OpenIntro Data
price<- ames$SalePrice
samp1 <- sample(price, 50)
mean(samp1)
## [1] 173831.1
I would guess the mean to be about 1490.But the actual population mean is 1498.356.
area<-ames$Gr.Liv.Area
sample_means50 <- rep(NA, 5000)
for(i in 1:5000){
samp <- sample(area, 50)
sample_means50[i] <- mean(samp)
}
hist(sample_means50, breaks= 25)
mean(sample_means50)
## [1] 1498.356
Based on this sampling distribution I would gues the man sale price of homes in Ames to be about $1500.

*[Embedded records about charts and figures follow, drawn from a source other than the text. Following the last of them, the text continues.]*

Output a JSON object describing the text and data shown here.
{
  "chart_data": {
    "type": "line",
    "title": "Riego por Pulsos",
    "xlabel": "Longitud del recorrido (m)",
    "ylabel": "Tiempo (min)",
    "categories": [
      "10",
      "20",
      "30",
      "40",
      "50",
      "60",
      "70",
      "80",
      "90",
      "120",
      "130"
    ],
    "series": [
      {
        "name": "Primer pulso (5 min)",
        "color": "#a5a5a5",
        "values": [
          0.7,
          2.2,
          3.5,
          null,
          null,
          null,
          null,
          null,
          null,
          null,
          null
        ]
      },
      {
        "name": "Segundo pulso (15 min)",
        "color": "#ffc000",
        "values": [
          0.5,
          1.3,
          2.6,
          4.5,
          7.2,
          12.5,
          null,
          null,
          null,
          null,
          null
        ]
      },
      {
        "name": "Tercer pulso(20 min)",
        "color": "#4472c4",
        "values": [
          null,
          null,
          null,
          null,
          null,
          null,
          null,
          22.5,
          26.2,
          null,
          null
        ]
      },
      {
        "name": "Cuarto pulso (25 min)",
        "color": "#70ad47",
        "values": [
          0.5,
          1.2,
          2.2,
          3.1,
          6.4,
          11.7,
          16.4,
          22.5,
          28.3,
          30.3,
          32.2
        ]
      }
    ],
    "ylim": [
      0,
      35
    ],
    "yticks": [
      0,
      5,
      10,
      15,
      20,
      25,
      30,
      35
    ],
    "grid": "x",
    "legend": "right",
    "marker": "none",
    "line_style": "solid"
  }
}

samp2<- sample(price, 150)
sample_means150<-rep(NA, 5000)
for(i in 1:5000){
samp <- sample(area, 150)
sample_means150[i] <- mean(samp)
}
hist(sample_means150, breaks= 25)
mean(sample_means150)
## [1] 1499.824
The samplling distribution of size 150 has the smaller spread.If we want an estimate closer to the true value, we’d want a distribution with a large spread.
MileStone Data
area<-PokemonStat$Attack
sample_means5<-rep(NA, 5000)
for(i in 1:5000){
samp<-sample(area, 5)
sample_means5[i]<-mean(samp)
}
hist(sample_means5, breaks=25)
sample_means25<-rep(NA, 5000)
sample_means100<-rep(NA, 5000)
for(i in 1:5000){
samp<-sample(area, 25)
sample_means25[i]<-mean(samp)
}
hist(sample_means25, breaks=25)
for(i in 1:5000){
samp<-sample(area, 100)
sample_means100[i]<-mean(samp)
}
hist(sample_means100, breaks=25)
All three sample sizes are similar in that theyre all unimodal with a close to normal distribution with the mean around 80. Out of all three sample sizes the one with 100 samples appears to be be the closest to a normal distribution.
area<-PokemonStat$Attack
sample_std5<-rep(NA,5000)
for(i in 1:5000){
samp<-sample(area, 5)
sample_std5[i]<-sd(samp)
}
hist(sample_std5, breaks=25)
sample_std25<-rep(NA, 5000)
sample_std100<-rep(NA, 5000)
for(i in 1:5000){
samp<-sample(area, 25)
sample_std25[i]<-sd(samp)
}
hist(sample_std25, breaks=25)
for(i in 1:5000){
samp<-sample(area, 100)
sample_std100[i]<-sd(samp)
}
hist(sample_std100, breaks=25)
All three sample sizes are similar in that theyre all unimodal with a close to normal distribution with the mean around 33 or 34. Out of all three sample sizes the one with 100 samples appears to be be the closest to a normal distribution.